Industry groups have contended — quite rightly — that that the labeling terms applied to conventional meat and poultry products ought to be reserved for food products originating from livestock. It’s not really an issue of consumer confusion; the affluent demographic attracted to non-meat analogs are looking for alternatives to beef, pork and chicken, and they’re unlikely to pick up a package of shamburger patties, arrive home and then slap their foreheads, saying, “Man I wanted ground beef!”

However, there is a legitimate issue of, shall we say, “trademark-like” protection involved. With all the checkoff funding, the advertising dollars and the PR efforts invested in by industry companies and trade groups, it’s not fair for manufacturers of what amounts to knock-off products to be allowed to capitalize on all that marketing and the subsequent consumer confidence such initiatives arguably generate.

Plus, there is a standard of identity issue in play, since USDA has enforced strict definitions of various meat and poultry products, such as Turkey Ham, that could be confusing to consumers.
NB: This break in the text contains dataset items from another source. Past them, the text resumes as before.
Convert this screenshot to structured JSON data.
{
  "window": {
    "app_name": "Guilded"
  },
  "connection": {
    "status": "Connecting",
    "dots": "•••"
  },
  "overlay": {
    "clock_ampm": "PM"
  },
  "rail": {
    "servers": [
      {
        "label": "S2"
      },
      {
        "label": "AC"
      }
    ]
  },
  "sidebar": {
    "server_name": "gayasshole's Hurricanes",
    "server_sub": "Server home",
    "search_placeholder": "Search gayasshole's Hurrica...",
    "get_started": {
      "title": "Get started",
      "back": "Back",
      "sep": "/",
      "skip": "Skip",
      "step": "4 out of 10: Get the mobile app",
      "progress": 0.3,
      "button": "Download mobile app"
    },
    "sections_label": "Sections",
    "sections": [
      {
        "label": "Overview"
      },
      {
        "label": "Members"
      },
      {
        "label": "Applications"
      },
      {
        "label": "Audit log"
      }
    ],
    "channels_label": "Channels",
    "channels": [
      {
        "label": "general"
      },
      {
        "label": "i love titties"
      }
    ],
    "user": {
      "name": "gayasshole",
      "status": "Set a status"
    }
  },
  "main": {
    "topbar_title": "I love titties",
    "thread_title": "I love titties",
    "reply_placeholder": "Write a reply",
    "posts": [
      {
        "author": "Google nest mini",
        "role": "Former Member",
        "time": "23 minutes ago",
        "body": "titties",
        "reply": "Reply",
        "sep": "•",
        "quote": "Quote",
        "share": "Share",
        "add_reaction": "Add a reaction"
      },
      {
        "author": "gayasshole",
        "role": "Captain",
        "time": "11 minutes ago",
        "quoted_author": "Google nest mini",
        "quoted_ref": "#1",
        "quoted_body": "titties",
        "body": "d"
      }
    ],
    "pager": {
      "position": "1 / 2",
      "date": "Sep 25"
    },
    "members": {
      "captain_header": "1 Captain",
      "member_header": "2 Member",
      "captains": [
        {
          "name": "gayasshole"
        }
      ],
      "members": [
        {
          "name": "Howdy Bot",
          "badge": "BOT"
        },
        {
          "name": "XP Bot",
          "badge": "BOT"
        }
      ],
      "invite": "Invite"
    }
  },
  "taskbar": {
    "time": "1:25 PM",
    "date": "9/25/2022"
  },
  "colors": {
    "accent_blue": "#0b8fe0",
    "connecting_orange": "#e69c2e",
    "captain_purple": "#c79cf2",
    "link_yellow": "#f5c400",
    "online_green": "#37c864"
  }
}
Those regulations go well beyond what ingredients are allowed; the rules specify processing parameters and in many cases, the type size and label design permitted on the product packaging.

For all those reasons, it makes sense that the manufacturers of alt-meat analogs shouldn’t be allowed to co-opt the same terminology used by conventional meatpackers and processors.

Right on the money

So what to call all the new non-meat products now on the market that are sold as direct competitors to beef, pork and poultry?

At an October joint meeting between officials of USDA and he Food and Drug Administration, both FDA Commissioner Scott Gottlieb and USDA Secretary Sonny Perdue pledged to work together on a solution — which will have to await the outcome of the Missouri lawsuit asking for an injunction against alt-meat companies using industry terms to label their products.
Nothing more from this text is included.